I don’t believe there is anyone involved in the industry who wouldn’t love to be naive enough to think we can do away with killing horses. But the cold hard facts here in the real world (back at the ranch) are this. We will continue to produce excess horses which, for one reason or another, have more value over the scale than under saddle or in harness. Whether this is due to poor training, poor breeding, poor marketing, poor management, poor economy, or just plain bad luck on the horse’s part is immaterial. We will have a need for destroying this over production somehow as long as we have horses being raised by humans. No law will ever change this. No law will ever insure good animal husbandry.

An interesting side note to this, ever notice how the people causing the problem is also someone other than those doing the lecturing?

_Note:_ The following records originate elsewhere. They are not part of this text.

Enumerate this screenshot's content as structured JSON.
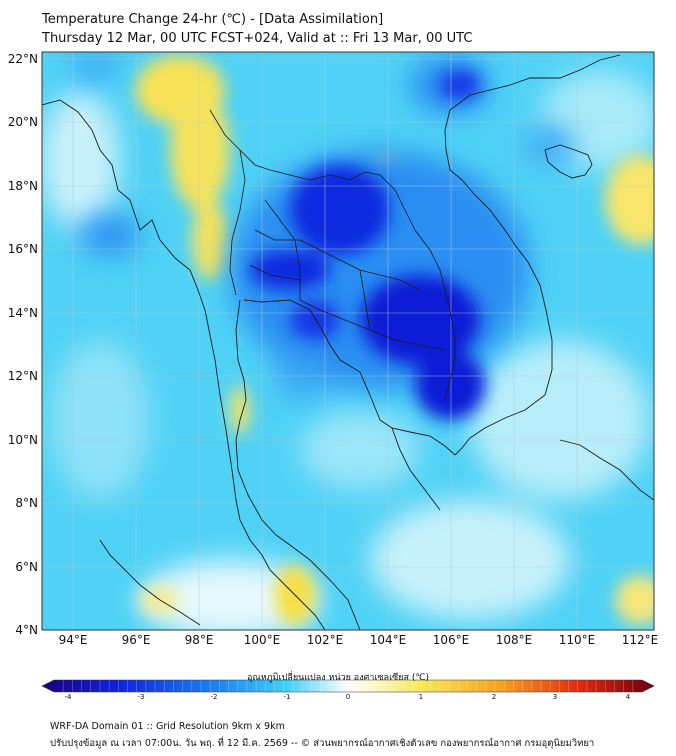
{
  "title": {
    "line1": "Temperature Change 24-hr (℃) - [Data Assimilation]",
    "line2": "Thursday 12 Mar, 00 UTC FCST+024, Valid at :: Fri 13 Mar, 00 UTC"
  },
  "map": {
    "lat_labels": [
      "22°N",
      "20°N",
      "18°N",
      "16°N",
      "14°N",
      "12°N",
      "10°N",
      "8°N",
      "6°N",
      "4°N"
    ],
    "lon_labels": [
      "94°E",
      "96°E",
      "98°E",
      "100°E",
      "102°E",
      "104°E",
      "106°E",
      "108°E",
      "110°E",
      "112°E"
    ]
  },
  "colorbar": {
    "title": "อุณหภูมิเปลี่ยนแปลง หน่วย องศาเซลเซียส (℃)",
    "ticks": [
      "-4",
      "-3",
      "-2",
      "-1",
      "0",
      "1",
      "2",
      "3",
      "4"
    ],
    "min": -4,
    "max": 4
  },
  "footer": {
    "line1": "WRF-DA Domain 01 :: Grid Resolution 9km x 9km",
    "line2": "ปรับปรุงข้อมูล ณ เวลา 07:00น. วัน พฤ. ที่ 12 มี.ค. 2569 -- © ส่วนพยากรณ์อากาศเชิงตัวเลข กองพยากรณ์อากาศ กรมอุตุนิยมวิทยา"
  },
  "colors": {
    "base": "#4fd2f6",
    "cold": "#0a1ad6",
    "warm": "#f8e257",
    "cb_min": "#1b007a",
    "cb_max": "#6a0010"
  }
}
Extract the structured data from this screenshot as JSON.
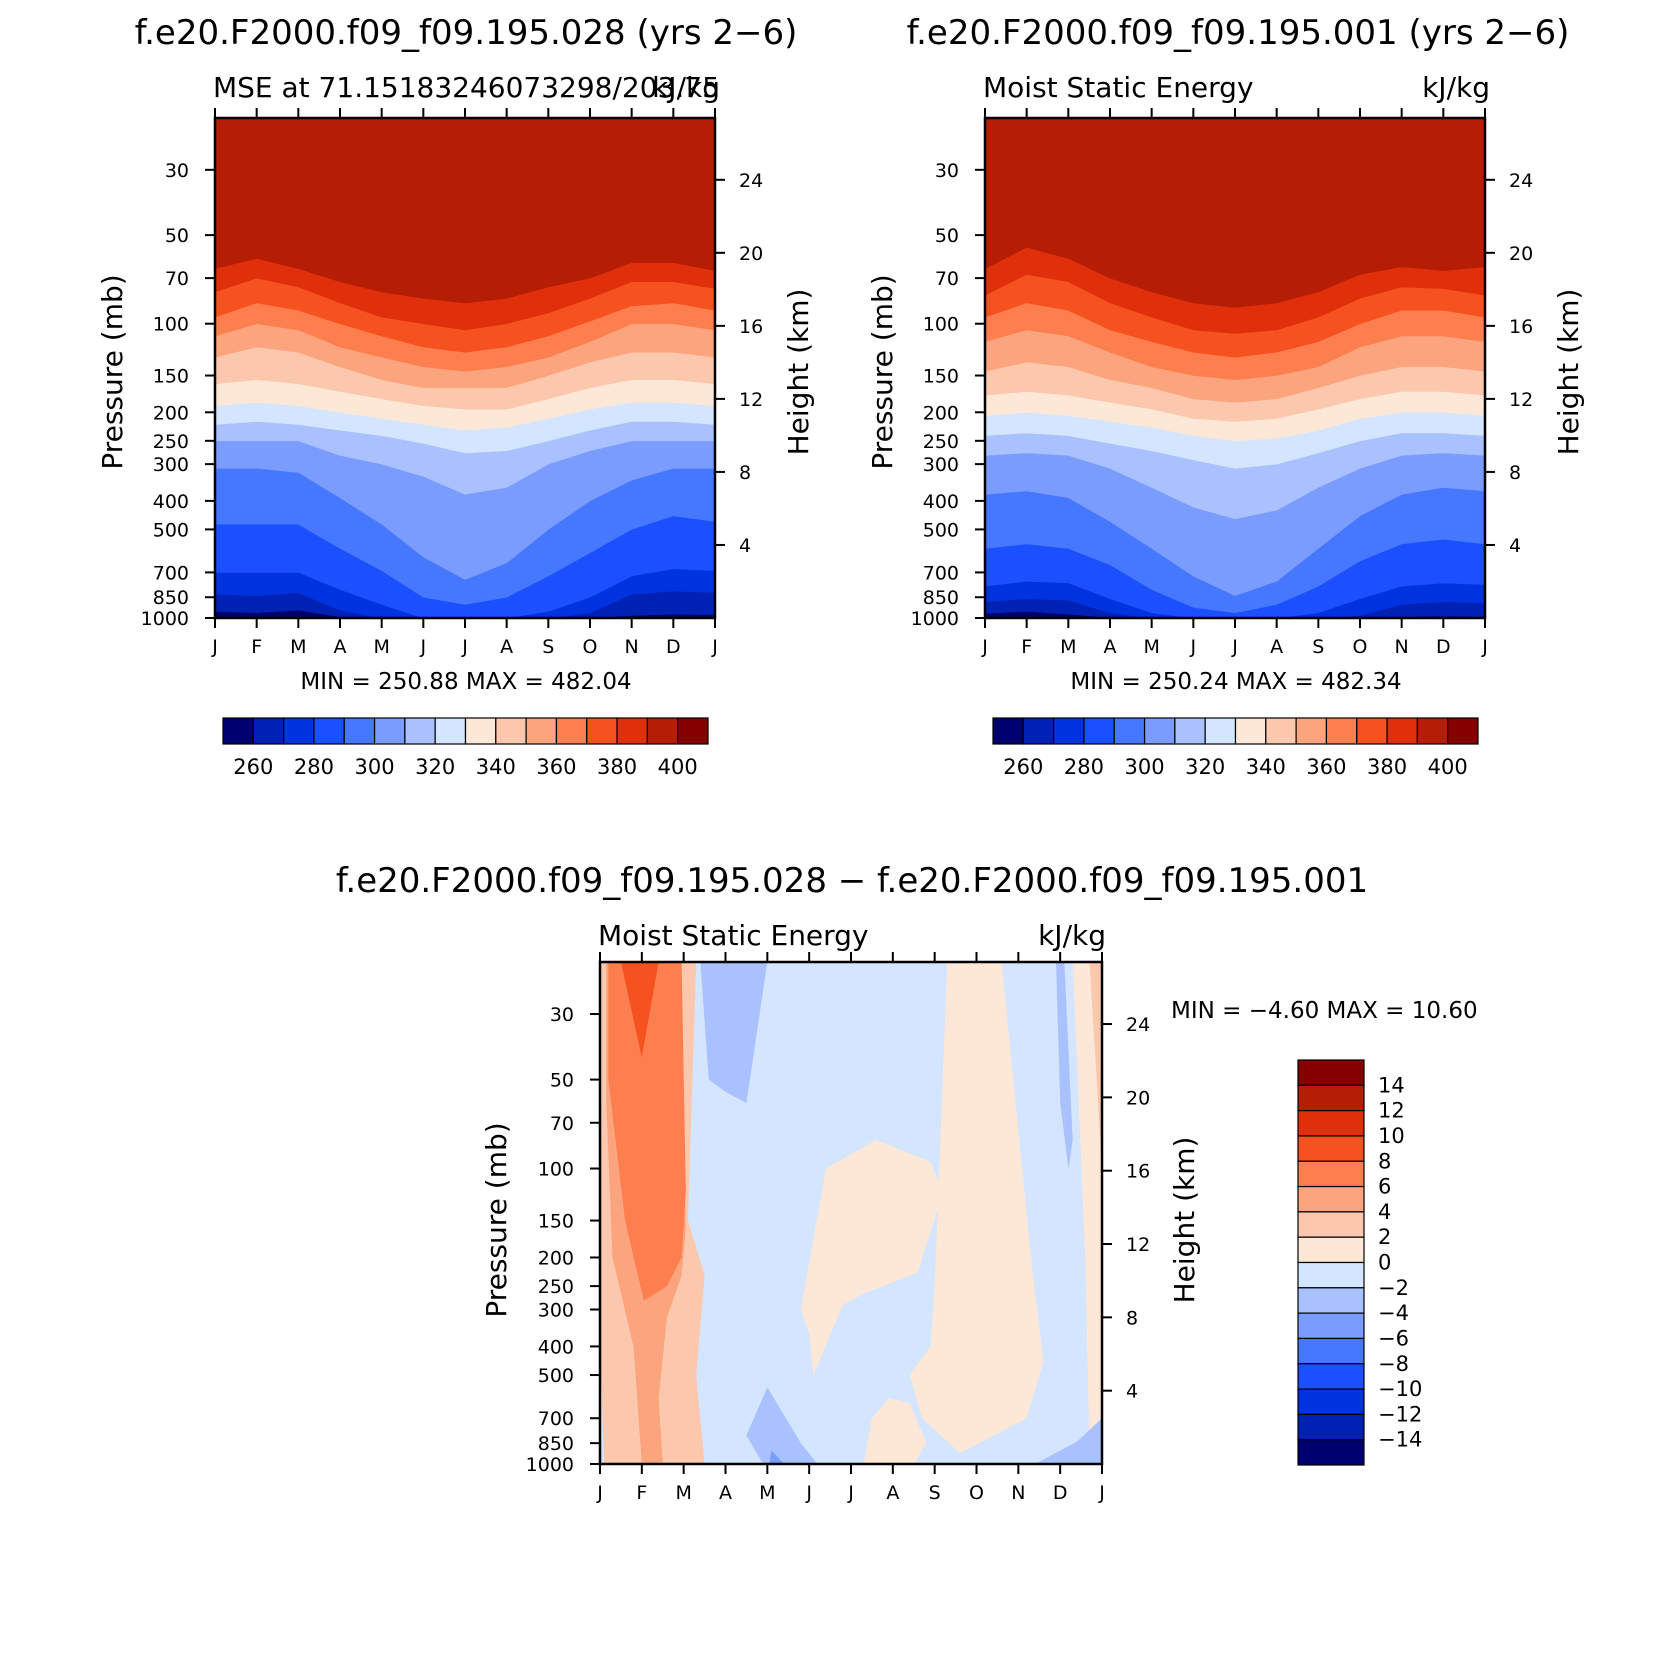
{
  "palette": {
    "blue_to_red": [
      "#00006e",
      "#0022b4",
      "#0033e0",
      "#1a50ff",
      "#4677ff",
      "#7a9cff",
      "#a9c1ff",
      "#d3e5ff",
      "#fde8d8",
      "#fcc8ad",
      "#fca47e",
      "#fd7e4e",
      "#f6521f",
      "#e0300b",
      "#b51d05",
      "#870000"
    ]
  },
  "months": [
    "J",
    "F",
    "M",
    "A",
    "M",
    "J",
    "J",
    "A",
    "S",
    "O",
    "N",
    "D",
    "J"
  ],
  "p_ticks": [
    "30",
    "50",
    "70",
    "100",
    "150",
    "200",
    "250",
    "300",
    "400",
    "500",
    "700",
    "850",
    "1000"
  ],
  "h_ticks": [
    "4",
    "8",
    "12",
    "16",
    "20",
    "24"
  ],
  "ylabel_left": "Pressure (mb)",
  "ylabel_right": "Height (km)",
  "chart_data": [
    {
      "type": "heatmap",
      "title": "f.e20.F2000.f09_f09.195.028 (yrs 2−6)",
      "subtitle_left": "MSE at 71.15183246073298/203.75",
      "subtitle_right": "kJ/kg",
      "x": "months J..J",
      "ylabel": "Pressure (mb)",
      "ylabel_right": "Height (km)",
      "min_max_text": "MIN = 250.88 MAX = 482.04",
      "colorbar_labels": [
        "260",
        "280",
        "300",
        "320",
        "340",
        "360",
        "380",
        "400"
      ],
      "contour_levels_pressure_mb": [
        [
          950,
          960,
          940,
          990,
          1000,
          1000,
          1000,
          1000,
          1000,
          1000,
          980,
          970,
          975
        ],
        [
          830,
          840,
          820,
          940,
          1000,
          1000,
          1000,
          1000,
          1000,
          960,
          830,
          810,
          820
        ],
        [
          700,
          700,
          700,
          800,
          900,
          1000,
          1000,
          1000,
          950,
          850,
          720,
          680,
          690
        ],
        [
          480,
          480,
          480,
          580,
          690,
          850,
          900,
          850,
          720,
          600,
          500,
          450,
          470
        ],
        [
          310,
          310,
          320,
          390,
          480,
          620,
          740,
          650,
          500,
          400,
          340,
          310,
          310
        ],
        [
          250,
          250,
          250,
          280,
          300,
          330,
          380,
          360,
          300,
          270,
          250,
          250,
          250
        ],
        [
          220,
          215,
          220,
          230,
          240,
          255,
          275,
          270,
          250,
          230,
          215,
          215,
          220
        ],
        [
          190,
          185,
          190,
          200,
          210,
          220,
          230,
          225,
          210,
          195,
          185,
          185,
          190
        ],
        [
          160,
          155,
          160,
          170,
          180,
          190,
          195,
          195,
          180,
          165,
          155,
          155,
          160
        ],
        [
          130,
          120,
          125,
          140,
          155,
          165,
          165,
          165,
          150,
          135,
          125,
          125,
          130
        ],
        [
          110,
          100,
          105,
          120,
          130,
          140,
          145,
          140,
          130,
          115,
          100,
          100,
          105
        ],
        [
          95,
          85,
          90,
          100,
          110,
          120,
          125,
          120,
          110,
          98,
          87,
          85,
          90
        ],
        [
          78,
          70,
          75,
          85,
          95,
          100,
          105,
          100,
          92,
          82,
          72,
          72,
          76
        ],
        [
          65,
          60,
          65,
          72,
          78,
          82,
          85,
          82,
          75,
          70,
          62,
          62,
          66
        ]
      ]
    },
    {
      "type": "heatmap",
      "title": "f.e20.F2000.f09_f09.195.001 (yrs 2−6)",
      "subtitle_left": "Moist Static Energy",
      "subtitle_right": "kJ/kg",
      "x": "months J..J",
      "ylabel": "Pressure (mb)",
      "ylabel_right": "Height (km)",
      "min_max_text": "MIN = 250.24 MAX = 482.34",
      "colorbar_labels": [
        "260",
        "280",
        "300",
        "320",
        "340",
        "360",
        "380",
        "400"
      ],
      "contour_levels_pressure_mb": [
        [
          965,
          950,
          970,
          995,
          1000,
          1000,
          1000,
          1000,
          1000,
          1000,
          990,
          985,
          990
        ],
        [
          880,
          860,
          870,
          960,
          1000,
          1000,
          1000,
          1000,
          1000,
          980,
          900,
          880,
          890
        ],
        [
          780,
          750,
          760,
          860,
          960,
          1000,
          1000,
          1000,
          960,
          860,
          780,
          760,
          770
        ],
        [
          580,
          560,
          580,
          660,
          800,
          920,
          960,
          900,
          780,
          640,
          560,
          540,
          560
        ],
        [
          380,
          370,
          390,
          470,
          580,
          720,
          840,
          750,
          580,
          450,
          380,
          360,
          370
        ],
        [
          280,
          275,
          280,
          310,
          360,
          420,
          460,
          430,
          360,
          310,
          280,
          275,
          280
        ],
        [
          240,
          235,
          240,
          255,
          270,
          290,
          310,
          300,
          275,
          250,
          235,
          235,
          240
        ],
        [
          205,
          200,
          205,
          215,
          225,
          240,
          250,
          245,
          230,
          210,
          200,
          200,
          205
        ],
        [
          175,
          170,
          175,
          185,
          195,
          210,
          215,
          210,
          195,
          180,
          170,
          170,
          175
        ],
        [
          145,
          135,
          140,
          155,
          165,
          180,
          185,
          180,
          165,
          150,
          140,
          140,
          145
        ],
        [
          115,
          105,
          110,
          125,
          140,
          150,
          155,
          150,
          140,
          120,
          110,
          110,
          115
        ],
        [
          95,
          85,
          90,
          105,
          115,
          125,
          130,
          125,
          115,
          100,
          90,
          90,
          95
        ],
        [
          80,
          68,
          72,
          85,
          95,
          105,
          108,
          105,
          95,
          82,
          75,
          76,
          80
        ],
        [
          65,
          55,
          60,
          70,
          78,
          85,
          88,
          85,
          78,
          68,
          64,
          66,
          64
        ]
      ]
    },
    {
      "type": "heatmap",
      "title": "f.e20.F2000.f09_f09.195.028 − f.e20.F2000.f09_f09.195.001",
      "subtitle_left": "Moist Static Energy",
      "subtitle_right": "kJ/kg",
      "x": "months J..J",
      "ylabel": "Pressure (mb)",
      "ylabel_right": "Height (km)",
      "min_max_text": "MIN = −4.60 MAX = 10.60",
      "colorbar_labels": [
        "14",
        "12",
        "10",
        "8",
        "6",
        "4",
        "2",
        "0",
        "−2",
        "−4",
        "−6",
        "−8",
        "−10",
        "−12",
        "−14"
      ],
      "regions": [
        {
          "range": "2 to 4",
          "polygon_month_pressure": [
            [
              0,
              20
            ],
            [
              0.9,
              20
            ],
            [
              1.9,
              20
            ],
            [
              2.3,
              20
            ],
            [
              2.1,
              150
            ],
            [
              2.5,
              230
            ],
            [
              2.3,
              500
            ],
            [
              2.5,
              1000
            ],
            [
              0.1,
              1000
            ],
            [
              0,
              400
            ]
          ]
        },
        {
          "range": "4 to 6",
          "polygon_month_pressure": [
            [
              0.15,
              20
            ],
            [
              1.9,
              20
            ],
            [
              2.05,
              160
            ],
            [
              1.95,
              230
            ],
            [
              1.6,
              320
            ],
            [
              1.4,
              600
            ],
            [
              1.5,
              1000
            ],
            [
              1.0,
              1000
            ],
            [
              0.8,
              400
            ],
            [
              0.3,
              200
            ],
            [
              0.15,
              60
            ]
          ]
        },
        {
          "range": "6 to 8",
          "polygon_month_pressure": [
            [
              0.2,
              20
            ],
            [
              1.95,
              20
            ],
            [
              2.05,
              120
            ],
            [
              1.95,
              200
            ],
            [
              1.6,
              250
            ],
            [
              1.05,
              280
            ],
            [
              0.6,
              150
            ],
            [
              0.2,
              50
            ]
          ]
        },
        {
          "range": "8 to 10",
          "polygon_month_pressure": [
            [
              0.5,
              20
            ],
            [
              1.4,
              20
            ],
            [
              1.0,
              42
            ]
          ]
        },
        {
          "range": "0 to 2",
          "polygon_month_pressure": [
            [
              5.4,
              100
            ],
            [
              6.6,
              80
            ],
            [
              7.9,
              95
            ],
            [
              8.2,
              120
            ],
            [
              7.6,
              225
            ],
            [
              6.3,
              265
            ],
            [
              5.8,
              290
            ],
            [
              5.1,
              500
            ],
            [
              5.0,
              360
            ],
            [
              4.8,
              300
            ]
          ]
        },
        {
          "range": "0 to 2",
          "polygon_month_pressure": [
            [
              8.3,
              20
            ],
            [
              9.6,
              20
            ],
            [
              10.3,
              200
            ],
            [
              10.6,
              450
            ],
            [
              10.2,
              700
            ],
            [
              8.6,
              920
            ],
            [
              7.7,
              700
            ],
            [
              7.4,
              500
            ],
            [
              7.9,
              400
            ],
            [
              8.0,
              250
            ]
          ]
        },
        {
          "range": "0 to 2",
          "polygon_month_pressure": [
            [
              6.3,
              1000
            ],
            [
              7.5,
              1000
            ],
            [
              7.8,
              850
            ],
            [
              7.4,
              620
            ],
            [
              6.9,
              600
            ],
            [
              6.5,
              700
            ]
          ]
        },
        {
          "range": "0 to 2",
          "polygon_month_pressure": [
            [
              11.3,
              20
            ],
            [
              12,
              20
            ],
            [
              12,
              1000
            ],
            [
              11.7,
              900
            ],
            [
              11.6,
              200
            ]
          ]
        },
        {
          "range": "2 to 4",
          "polygon_month_pressure": [
            [
              11.7,
              20
            ],
            [
              12,
              20
            ],
            [
              12,
              100
            ]
          ]
        },
        {
          "range": "−2 to −4",
          "polygon_month_pressure": [
            [
              2.4,
              20
            ],
            [
              4.0,
              20
            ],
            [
              3.5,
              60
            ],
            [
              3.0,
              55
            ],
            [
              2.6,
              50
            ]
          ]
        },
        {
          "range": "−2 to −4",
          "polygon_month_pressure": [
            [
              4.0,
              550
            ],
            [
              4.8,
              850
            ],
            [
              5.2,
              1000
            ],
            [
              3.9,
              1000
            ],
            [
              3.5,
              800
            ]
          ]
        },
        {
          "range": "−2 to −4",
          "polygon_month_pressure": [
            [
              10.9,
              20
            ],
            [
              11.1,
              20
            ],
            [
              11.3,
              80
            ],
            [
              11.2,
              100
            ],
            [
              11.0,
              60
            ]
          ]
        },
        {
          "range": "−2 to −4",
          "polygon_month_pressure": [
            [
              10.4,
              1000
            ],
            [
              12,
              1000
            ],
            [
              12,
              700
            ],
            [
              11.4,
              840
            ]
          ]
        },
        {
          "range": "−4 to −6",
          "polygon_month_pressure": [
            [
              4.1,
              900
            ],
            [
              4.4,
              1000
            ],
            [
              4.05,
              1000
            ]
          ]
        }
      ]
    }
  ]
}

Well, let’s put away the soapbox and get to the point. We intend to put some practical back in this horse debate, by some examples of common sense, good horses, good horsemanship, down to earth opinions, and take on some fads we feel contribute to cull horses in a time when that very culling system is being questioned. Except in passing on the occasional once a week “How can this possibly make sense rant” (we are aging and female, we must bitch to survive, it’s a law of nature) we won’t be preaching the pro-slaughter agenda so don’t get your panties bunched if that’s not your cup of tea. There will be plenty here you might just agree with or learn from. In our opinion the responsible horse ownership is still here. It always has been. If this interests you in any way stop back, read a bit, maybe laugh a bit, and hopefully think a lot. The subjects will be varied so the next one may be just exactly what you were thinking.